Troubles de l’équilibre: un problème largement méconnu
Il est communément admis que nous disposons de cinq sens, mais pour le Pr Jean-Philippe Guyot, nous en avons clairement un sixième, la fonction vestibulaire. Largement méconnue, elle influence quantité de systèmes dans tout le cerveau. «Si l’on peut maintenir une posture ou la stabilité de notre vision sur un objet et s’orienter dans l’espace, c’est parce que ce sens est intact. C’est lorsqu’on est atteint d’un trouble vestibulaire qu’on réalise à quel point celui-ci mérite l’appellation de sixième sens».
Lorsqu’on lui demande de définir le trouble de l’équilibre, le Pr Guyot commence par préciser qu’«on ne tient pas en équilibre, on ne fait que lutter contre la chute». Pour gérer la situation, notre cerveau tient compte de plusieurs paramètres: la proprioception, la vision centrale et périphérique et le système vestibulaire de l’oreille interne. Quand toutes les informations sont concordantes, on se sent bien dans ses baskets. A contrario, lorsqu’il y a une soudaine discordance entre les informations, on se sent à côté de ses pompes. «Mais heureusement, le cerveau est adaptatif et peut gérer certaines discordances, sinon personne ne pourrait se tenir sur un bateau qui tangue sans se sentir très mal».
Grande variété de manifestations
Le vertige est protéiforme, ce qui le rend difficile à diagnostiquer. A cela s’ajoute la difficulté, pour les patients, de décrire les troubles d’un sens dont ils ignorent tout. «Ils disent que ça tourne, que ça bouge, qu’ils ont un sentiment de flotter, de tomber, de marcher comme un ivrogne. Ils ont face à eux un corps médical qui dispose d’un catalogue de troubles bien définis du type "Lorsqu’on ne voit rien, on est aveugle" et qui pense que seule la description d’un mouvement de rotation correspond à un "vrai" vertige. Le problème avec le déficit vestibulaire, c’est donc avant tout une question de vocabulaire qui manque aux patients comme aux médecins pour définir les troubles.»

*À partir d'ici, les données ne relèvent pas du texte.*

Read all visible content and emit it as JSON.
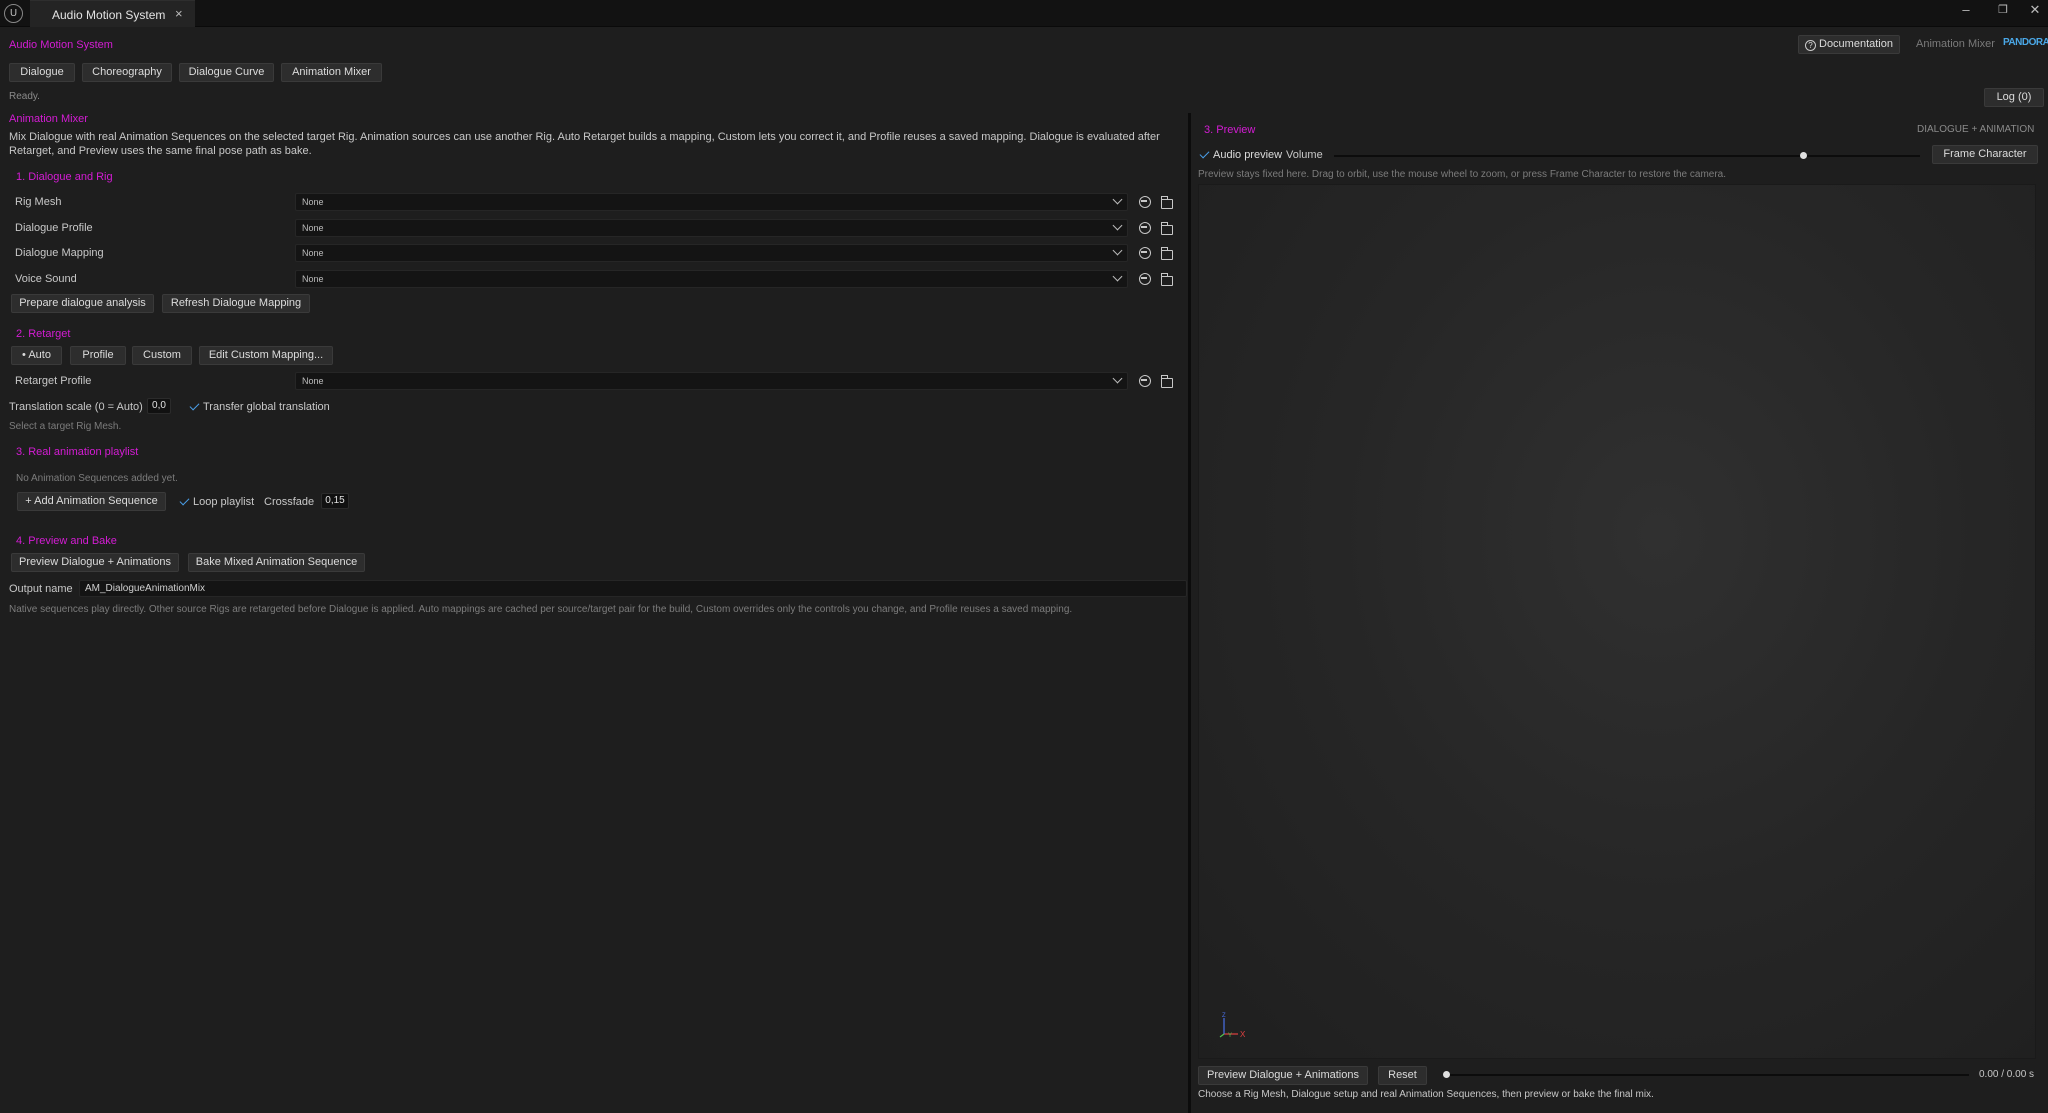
{
  "window": {
    "logo": "U",
    "tab_title": "Audio Motion System",
    "tab_close": "×",
    "minimize": "–",
    "maximize": "❐",
    "close": "✕"
  },
  "header": {
    "title": "Audio Motion System",
    "documentation": "Documentation",
    "documentation_icon": "?",
    "mode_label": "Animation Mixer",
    "brand": "PANDORA"
  },
  "tabs": [
    "Dialogue",
    "Choreography",
    "Dialogue Curve",
    "Animation Mixer"
  ],
  "status": {
    "text": "Ready.",
    "log": "Log (0)"
  },
  "mixer": {
    "title": "Animation Mixer",
    "description": "Mix Dialogue with real Animation Sequences on the selected target Rig. Animation sources can use another Rig. Auto Retarget builds a mapping, Custom lets you correct it, and Profile reuses a saved mapping. Dialogue is evaluated after Retarget, and Preview uses the same final pose path as bake."
  },
  "section1": {
    "title": "1. Dialogue and Rig",
    "rows": [
      {
        "label": "Rig Mesh",
        "value": "None"
      },
      {
        "label": "Dialogue Profile",
        "value": "None"
      },
      {
        "label": "Dialogue Mapping",
        "value": "None"
      },
      {
        "label": "Voice Sound",
        "value": "None"
      }
    ],
    "prepare": "Prepare dialogue analysis",
    "refresh": "Refresh Dialogue Mapping"
  },
  "section2": {
    "title": "2. Retarget",
    "modes": [
      "• Auto",
      "Profile",
      "Custom",
      "Edit Custom Mapping..."
    ],
    "profile_label": "Retarget Profile",
    "profile_value": "None",
    "scale_label": "Translation scale (0 = Auto)",
    "scale_value": "0,0",
    "transfer_label": "Transfer global translation",
    "hint": "Select a target Rig Mesh."
  },
  "section3": {
    "title": "3. Real animation playlist",
    "empty": "No Animation Sequences added yet.",
    "add": "+ Add Animation Sequence",
    "loop_label": "Loop playlist",
    "crossfade_label": "Crossfade",
    "crossfade_value": "0,15"
  },
  "section4": {
    "title": "4. Preview and Bake",
    "preview": "Preview Dialogue + Animations",
    "bake": "Bake Mixed Animation Sequence",
    "output_label": "Output name",
    "output_value": "AM_DialogueAnimationMix",
    "note": "Native sequences play directly. Other source Rigs are retargeted before Dialogue is applied. Auto mappings are cached per source/target pair for the build, Custom overrides only the controls you change, and Profile reuses a saved mapping."
  },
  "preview": {
    "title": "3. Preview",
    "subtitle": "DIALOGUE + ANIMATION",
    "audio_label": "Audio preview",
    "volume_label": "Volume",
    "volume_fraction": 0.8,
    "frame_button": "Frame Character",
    "hint": "Preview stays fixed here. Drag to orbit, use the mouse wheel to zoom, or press Frame Character to restore the camera.",
    "play_button": "Preview Dialogue + Animations",
    "reset_button": "Reset",
    "time": "0.00 / 0.00 s",
    "timeline_fraction": 0,
    "footer": "Choose a Rig Mesh, Dialogue setup and real Animation Sequences, then preview or bake the final mix.",
    "axis_x": "X",
    "axis_y": "Y",
    "axis_z": "Z"
  },
  "colors": {
    "accent": "#d41cd4",
    "check": "#4a9ee8",
    "background": "#1e1e1e"
  }
}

La conséquence de cette méconnaissance, c’est que, selon une étude réalisée à Genève, les patients peuvent consulter jusqu’à sept ou huit médecins généralistes et spécialistes différents et qu’il s’écoule en moyenne trois ans avant la pose d’un diagnostic. «La plupart des oto-rhino-laryngologues ne sont que peu ou pas sensibilisés à ce trouble et testent donc peu la fonction vestibulaire», poursuit le spécialiste. Il n’existe actuellement pas de traitements médicamenteux pour les affections de l’oreille interne. On peut en revanche corriger certains troubles grâce à une physiothérapie vestibulaire et jouer sur les capacités adaptatives du système nerveux central.
Dernières découvertes
Si vous souffrez de troubles de l’équilibre, il vaut la peine de tester la fonction vestibulaire de l’oreille. Ces cinq dernières années, d’énormes progrès ont été accomplis. On a ainsi découvert que, de la même manière qu’on peut perdre la vision ou l’audition, on peut également connaître des pertes partielles de la fonction vestibulaire qui peuvent aller jusqu’au déficit vestibulaire bilatéral. Désormais, les cinq organelles des deux oreilles, qui nous renseignent sur notre position dans l’espace et nos mouvements, peuvent être testées. Dans certains cas, rares, l’organelle coupable peut être sectionnée chirurgicalement.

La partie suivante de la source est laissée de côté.